Age was expected to have a negative effect on renting since younger households save to buy a home or to make the payment needed by the mortgage market (Cho, 2010), but it was found not to be statistically significant. The explanation may be that the effect of age on renting is not important in the rental market in Ghana. Inheritance and the long period of transition from renting to ownership (if indeed it eventually occurs) might be the reason. The age elasticity contradicts the findings of Asiedu and Kagaya (1991), who undertook a similar study in Kumasi. While the current study found age to be statistically insignificant but negative, their study found it positive -which contradicts the literature - but significant. The reason for this might be the more limited scope of Asiedu and Kagaya's (1991) study area compared with the scope of the current study which considers the rental sector in the country as a whole. The estimated results show that education correlates positively with rental housing demand. This can be explained by the fact that most highly educated people work outside their places of origin. They mainly work in cities and towns where it is expensive to own a home, which explains why university graduates have the highest positive relationship with renting. Marital status shows an inverse relationship with renting, but it was statistically insignificant except at the median consumption level.

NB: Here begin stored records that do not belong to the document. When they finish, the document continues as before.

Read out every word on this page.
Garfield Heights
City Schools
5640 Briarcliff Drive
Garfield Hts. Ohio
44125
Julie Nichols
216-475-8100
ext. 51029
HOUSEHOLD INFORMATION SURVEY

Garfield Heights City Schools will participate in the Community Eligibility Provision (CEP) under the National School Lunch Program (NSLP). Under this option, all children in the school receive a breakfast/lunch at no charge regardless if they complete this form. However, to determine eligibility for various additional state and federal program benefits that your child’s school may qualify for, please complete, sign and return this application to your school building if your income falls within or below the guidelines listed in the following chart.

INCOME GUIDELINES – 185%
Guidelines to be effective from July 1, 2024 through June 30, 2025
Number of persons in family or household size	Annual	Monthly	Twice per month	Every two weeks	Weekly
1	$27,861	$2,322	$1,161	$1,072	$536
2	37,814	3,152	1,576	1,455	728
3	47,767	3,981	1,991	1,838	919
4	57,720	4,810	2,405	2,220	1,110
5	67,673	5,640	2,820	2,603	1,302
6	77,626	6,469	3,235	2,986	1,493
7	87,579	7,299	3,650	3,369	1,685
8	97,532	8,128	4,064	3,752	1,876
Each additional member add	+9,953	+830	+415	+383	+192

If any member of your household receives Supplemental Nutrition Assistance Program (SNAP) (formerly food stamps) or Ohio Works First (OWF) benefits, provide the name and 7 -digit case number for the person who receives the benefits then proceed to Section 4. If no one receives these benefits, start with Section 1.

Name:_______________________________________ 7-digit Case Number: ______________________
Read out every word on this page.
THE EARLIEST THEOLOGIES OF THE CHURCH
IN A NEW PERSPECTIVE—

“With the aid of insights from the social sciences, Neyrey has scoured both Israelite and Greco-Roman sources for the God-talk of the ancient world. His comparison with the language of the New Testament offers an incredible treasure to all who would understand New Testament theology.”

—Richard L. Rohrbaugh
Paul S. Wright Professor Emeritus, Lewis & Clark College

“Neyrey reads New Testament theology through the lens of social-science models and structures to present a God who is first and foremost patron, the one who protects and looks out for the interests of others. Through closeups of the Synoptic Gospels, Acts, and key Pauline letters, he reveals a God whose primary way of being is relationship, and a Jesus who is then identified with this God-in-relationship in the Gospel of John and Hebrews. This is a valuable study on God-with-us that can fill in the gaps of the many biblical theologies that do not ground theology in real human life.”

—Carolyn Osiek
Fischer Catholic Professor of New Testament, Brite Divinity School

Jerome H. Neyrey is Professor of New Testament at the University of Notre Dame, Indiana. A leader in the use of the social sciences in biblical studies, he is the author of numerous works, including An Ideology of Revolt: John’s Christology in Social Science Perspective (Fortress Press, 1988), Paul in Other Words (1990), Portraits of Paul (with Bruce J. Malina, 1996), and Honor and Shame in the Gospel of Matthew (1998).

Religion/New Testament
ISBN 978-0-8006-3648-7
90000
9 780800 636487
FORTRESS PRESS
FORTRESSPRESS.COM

5.3 Rural and urban rental demand elasticities

The breakdown of rural and urban statistics confirms the popularity of renting in urban localities relative to rural localities. Permanent income elasticity shows that urban households' rental decisions were influenced by permanent and current income, except at the lowest 25 per cent of housing consumers. These households based their rental decision only on current income. In the rural localities, however, rental decisions were based on current income, except the median consumer units (Table 8).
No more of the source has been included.